Eighty percent of students in the U.S. wouldn't work in a corporation whose values they don't share, indicated Alfons Sauquet, President of the Academy of Business in Society, a global network of over 100 multinational companies and business schools working towards a sustainable future. "In IKEA we created the 100 percent rule", stated Greg Priest, Head of Sustainability Policy at IKEA. "It's not about reducing the impact, because if we continue we won't exist in 30 years. We focus on the positive impact we can and must make through our business. If you set a goal for 90 percent, people will find the 10 percent. Our 100 percent rule is difficult - but it drives innovation. We think of the future, and know that we need radical changes, a change in our mindset."
In line with the focus on positive impact, the creation of the Flourish Prizes was announced at the Global Forum. The Prizes will showcase and reward businesses innovations that are profitable while meeting some of the Sustainable Development Goals.

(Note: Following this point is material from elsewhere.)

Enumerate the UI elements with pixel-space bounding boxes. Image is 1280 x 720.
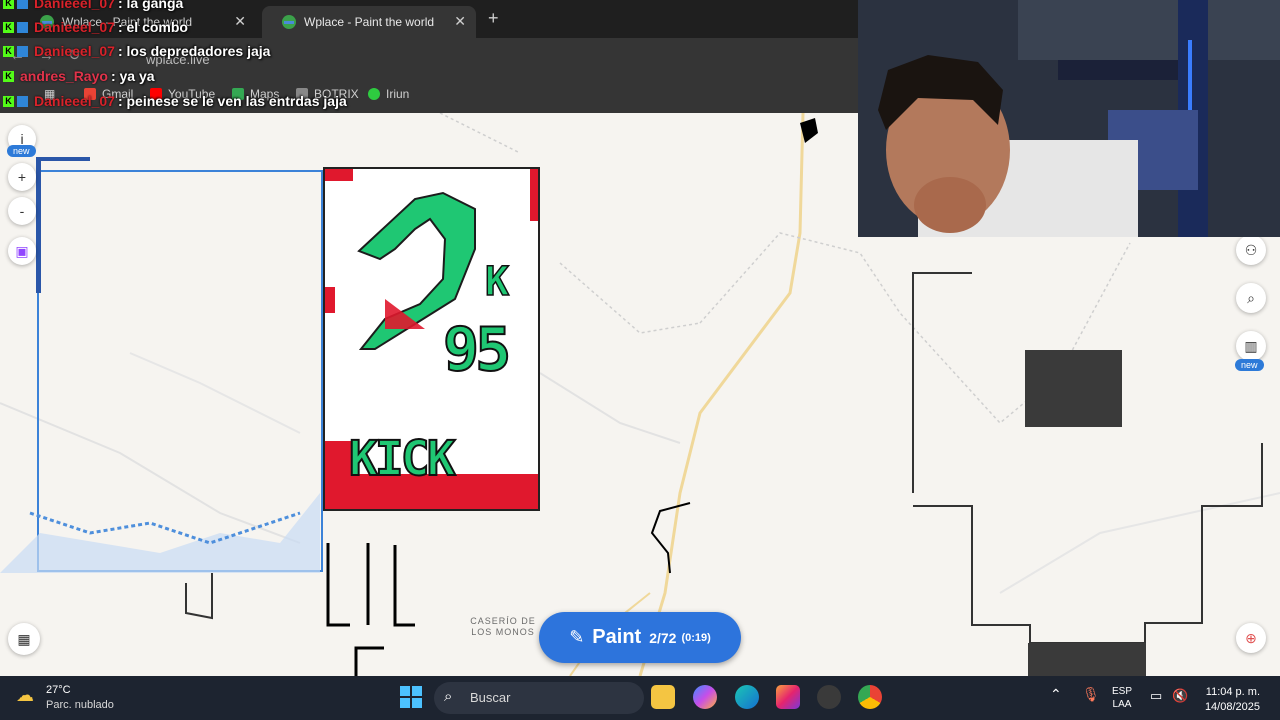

The Global Forum, organized by the Principles for Responsible Management Education (PRME) initiative, was followed by the General Assembly at the UN Headquarters, where over a thousand participants listened to Secretary General Ban Ki-moon observing that business and sustainability agenda are converging, and "not through charity, but as a pipeline thriving in responsible business." The proof is to be seen in many places, not least in the US$ 53 trillion in assets abiding by the Principles for Responsible Investment, or in the publicly stated aim for 100 percent of renewable energies by 2020, and 0 percent deforestation goal, shared by Nestle's CEO Paul Bulcke.
"Individuals move mountains when collaborating", said Georg Kell, Director of the Global Compact. "We cannot stand by and wait for things to happen". And Paul Polman, CEO of Unilever, added: "This is our moment to change the course. And yes, it always seems impossible."
I thought of the visioning exercise that the Dean of the Business School in Lausanne invited us to. It may be possible, if we can dream it. Imagine.